Let $A$ be a unital algebra over a field $F$ with unity $1$. If $a,b,c\in A$ such that $ab=ba=1=ac=ca$, does this imply that $b=c$?
We have $c(ab)=c$. However, algebras are not necessarily associative so we can't conclude $c=c(ab)=(ca)b=b$.
Are there examples of algebras over a field with elements having multiple inverses?

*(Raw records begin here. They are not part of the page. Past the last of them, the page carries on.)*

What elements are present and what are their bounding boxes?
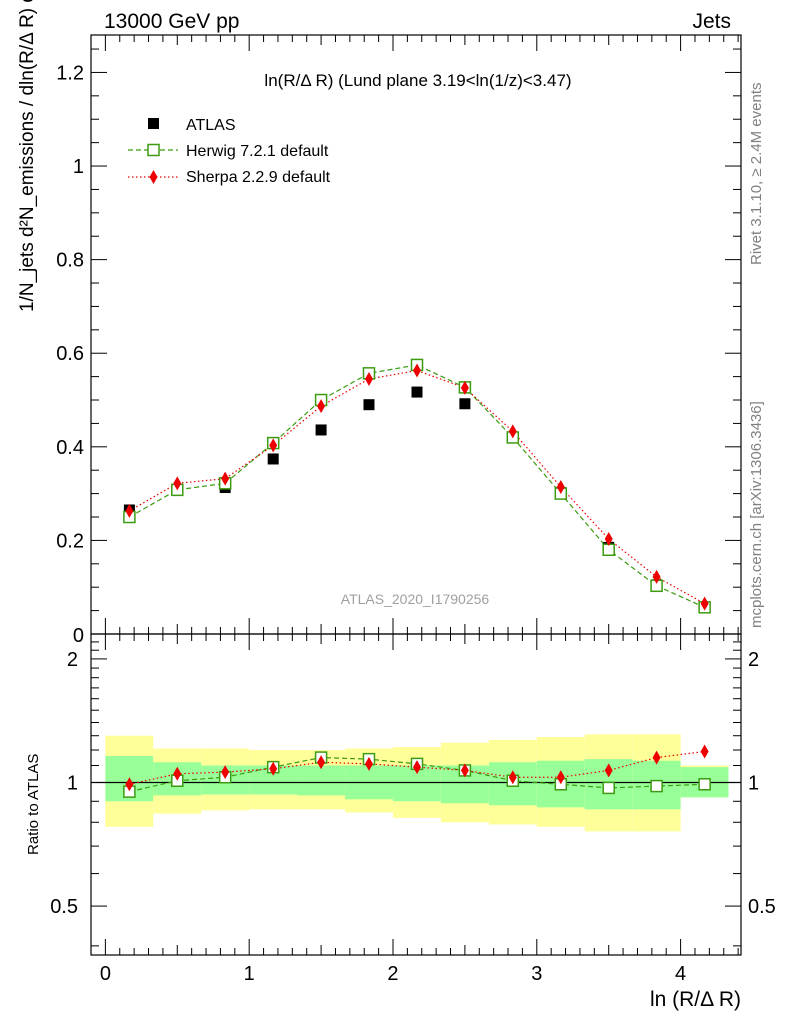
legend-marker-atlas [148,118,159,129]
ratio-y-axis-label: Ratio to ATLAS [25,754,42,855]
main-y-tick-label: 0.4 [56,437,84,459]
atlas-point [315,424,327,436]
analysis-watermark: ATLAS_2020_I1790256 [341,591,490,607]
main-y-tick-label: 0.6 [56,343,84,365]
sherpa-ratio-point [125,777,134,792]
sherpa-ratio-point [317,755,326,770]
atlas-point [411,386,423,398]
ratio-y-tick-label: 1 [67,772,78,794]
herwig-ratio-point [698,778,711,791]
x-tick-label: 3 [531,963,542,985]
legend-label-herwig: Herwig 7.2.1 default [186,143,329,160]
sherpa-ratio-point [508,770,517,785]
sherpa-point [604,532,613,547]
sherpa-ratio-point [556,770,565,785]
legend-marker-herwig [147,143,160,157]
atlas-point [267,453,279,465]
ratio-y-tick-label-right: 1 [748,772,759,794]
atlas-point [363,399,375,411]
sherpa-ratio-point [173,766,182,781]
sherpa-point [125,503,134,518]
sherpa-point [700,596,709,611]
sherpa-point [413,363,422,378]
sherpa-ratio-point [652,750,661,765]
main-y-tick-label: 0.2 [56,530,84,552]
sherpa-point [221,471,230,486]
sherpa-ratio-point [700,744,709,759]
main-y-tick-label: 1.2 [56,62,84,84]
sherpa-ratio-point [460,763,469,778]
rivet-label: Rivet 3.1.10, ≥ 2.4M events [748,83,765,266]
sherpa-ratio-point [604,763,613,778]
legend-label-atlas: ATLAS [186,117,236,134]
sherpa-ratio-point [221,765,230,780]
x-tick-label: 4 [675,963,686,985]
ratio-uncertainty-bands [91,734,741,832]
legend: ATLAS Herwig 7.2.1 default Sherpa 2.2.9 … [128,117,331,186]
plot-title: ln(R/Δ R) (Lund plane 3.19<ln(1/z)<3.47) [264,71,571,90]
x-tick-label: 0 [100,963,111,985]
sherpa-line [129,369,705,605]
herwig-ratio-point [650,779,663,793]
sherpa-point [652,569,661,584]
herwig-line [129,364,705,608]
header-right: Jets [692,10,731,33]
sherpa-ratio-point [364,756,373,771]
header-left: 13000 GeV pp [104,10,239,33]
main-y-tick-label: 1 [73,156,84,178]
x-axis-label: ln (R/Δ R) [650,988,741,1011]
herwig-ratio-point [602,781,615,795]
main-y-axis-label: 1/N_jets d²N_emissions / dln(R/Δ R) dln(… [17,0,38,312]
mcplots-label: mcplots.cern.ch [arXiv:1306.3436] [748,401,765,628]
ratio-y-tick-label: 2 [67,649,78,671]
ratio-y-tick-label-right: 0.5 [748,896,776,918]
main-y-tick-label: 0.8 [56,250,84,272]
x-tick-label: 1 [244,963,255,985]
sherpa-point [364,371,373,386]
atlas-point [459,398,471,410]
sherpa-point [269,438,278,453]
legend-marker-sherpa [149,170,158,184]
band-inner-bin [297,765,346,796]
ratio-y-tick-label-right: 2 [748,649,759,671]
sherpa-ratio-point [413,760,422,775]
sherpa-point [317,399,326,414]
ratio-y-tick-label: 0.5 [50,896,78,918]
legend-label-sherpa: Sherpa 2.2.9 default [186,169,331,186]
main-y-tick-label-zero: 0 [73,625,84,647]
ratio-plot-frame [90,633,742,956]
sherpa-point [173,476,182,491]
x-tick-label: 2 [387,963,398,985]
sherpa-ratio-point [269,761,278,776]
sherpa-point [460,380,469,395]
sherpa-point [508,424,517,439]
sherpa-point [556,480,565,495]
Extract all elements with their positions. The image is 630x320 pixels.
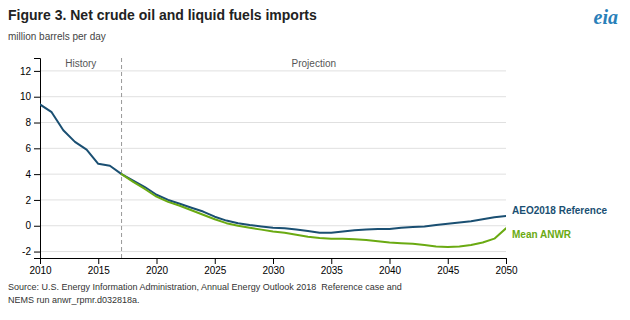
x-tick: 2040 [379, 258, 402, 276]
y-tick-mark [34, 252, 40, 253]
x-axis: 2010 2015 2020 2025 2030 2035 2040 2045 2050 [29, 258, 518, 276]
x-tick-label: 2010 [29, 265, 52, 276]
series-line [40, 104, 506, 232]
y-tick: 12 [20, 66, 40, 77]
grid-line [40, 199, 506, 200]
y-tick-mark [34, 148, 40, 149]
x-tick: 2010 [29, 258, 52, 276]
x-tick-mark [331, 258, 332, 264]
y-tick-mark [34, 71, 40, 72]
x-tick-mark [390, 258, 391, 264]
x-tick: 2050 [495, 258, 518, 276]
x-tick-mark [215, 258, 216, 264]
x-tick-label: 2015 [88, 265, 111, 276]
y-tick-label: 4 [25, 169, 31, 180]
x-tick-label: 2030 [262, 265, 285, 276]
y-tick-label: -2 [22, 246, 31, 257]
series-label: Mean ANWR [512, 229, 572, 240]
grid-line [40, 174, 506, 175]
y-tick: -2 [22, 246, 40, 257]
x-tick: 2020 [146, 258, 169, 276]
x-tick-label: 2045 [437, 265, 460, 276]
y-axis: -2 0 2 4 6 8 10 12 [20, 59, 41, 259]
x-tick-mark [98, 258, 99, 264]
y-axis-title: million barrels per day [8, 31, 106, 42]
title: Figure 3. Net crude oil and liquid fuels… [8, 7, 317, 23]
grid-line [40, 122, 506, 123]
y-tick: 6 [25, 143, 40, 154]
grid-line [40, 96, 506, 97]
x-tick: 2025 [204, 258, 227, 276]
y-tick-mark [34, 123, 40, 124]
x-tick-label: 2020 [146, 265, 169, 276]
x-tick: 2015 [88, 258, 111, 276]
plot-marks [40, 58, 506, 258]
x-tick-label: 2050 [495, 265, 518, 276]
y-tick-mark [34, 226, 40, 227]
grid [40, 71, 506, 252]
logo: eia [594, 6, 618, 28]
y-tick-mark [34, 97, 40, 98]
y-tick-label: 12 [20, 66, 32, 77]
annotation: History [65, 58, 96, 69]
y-axis-line [34, 59, 41, 259]
source: Source: U.S. Energy Information Administ… [8, 282, 402, 292]
series-label: AEO2018 Reference [512, 205, 607, 216]
y-tick-label: 2 [25, 195, 31, 206]
chart: 2010 2015 2020 2025 2030 2035 2040 2045 2050 -2 0 2… [0, 0, 630, 320]
x-tick-mark [506, 258, 507, 264]
x-tick-mark [273, 258, 274, 264]
x-tick-label: 2040 [379, 265, 402, 276]
y-tick-label: 6 [25, 143, 31, 154]
x-tick: 2030 [262, 258, 285, 276]
y-tick: 8 [25, 117, 40, 128]
x-tick-mark [448, 258, 449, 264]
y-tick: 2 [25, 195, 40, 206]
y-tick: 0 [25, 220, 40, 231]
divider-line [121, 58, 122, 258]
x-tick: 2035 [321, 258, 344, 276]
y-tick-mark [34, 200, 40, 201]
grid-line [40, 70, 506, 71]
x-tick-label: 2025 [204, 265, 227, 276]
y-tick: 4 [25, 169, 40, 180]
x-axis-line [41, 259, 507, 265]
texts: AEO2018 Reference Mean ANWR History Project… [8, 6, 618, 305]
x-tick-label: 2035 [321, 265, 344, 276]
series-line [122, 174, 506, 247]
annotation: Projection [292, 58, 336, 69]
y-tick-label: 0 [25, 220, 31, 231]
x-tick-mark [157, 258, 158, 264]
source: NEMS run anwr_rpmr.d032818a. [8, 295, 140, 305]
y-tick: 10 [20, 91, 40, 102]
y-tick-label: 10 [20, 91, 32, 102]
x-tick: 2045 [437, 258, 460, 276]
y-tick-label: 8 [25, 117, 31, 128]
grid-line [40, 251, 506, 252]
y-tick-mark [34, 174, 40, 175]
grid-line [40, 148, 506, 149]
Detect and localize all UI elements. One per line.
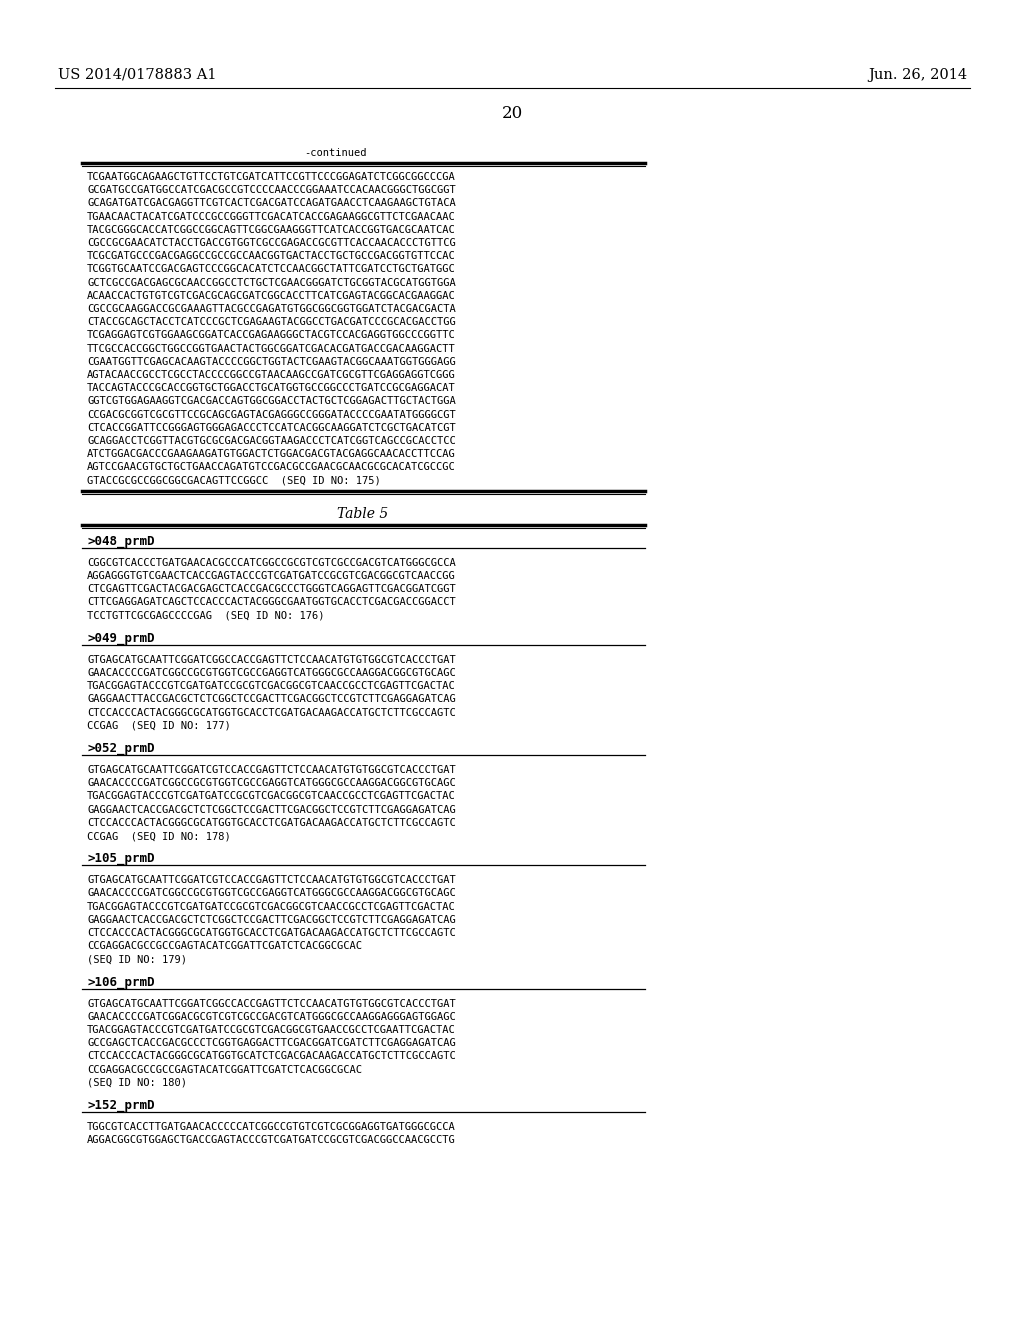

Yes. Consider $S=\{e,a,b\}$ with the following multiplication table
$$ \begin{array}{c|c|c|c} & e & a & b \\\hline e & e & a & b \\\hline a & a & e & e \\\hline b & b & e & e \\ \end{array}$$
which is nonassociative with unity and with multiple inverses.
Now let $F$ be any field and consider $F[S]$ which is a vector space over $F$ with $S$ as a basis. The multiplication on $F[S]$ is induced linearly from the multipication on $S$, i.e.
$$\bigg(\sum_{i=1}^n \lambda_i s_i\bigg)\cdot \bigg(\sum_{i=1}^n\tau_i s_i\bigg):=\sum_{i,j=1}^n\lambda_i\tau_j s_is_j$$
This makes it a unital, nonassociative algebra over $F$, but $a$ has at least two inverses: itself and $b$.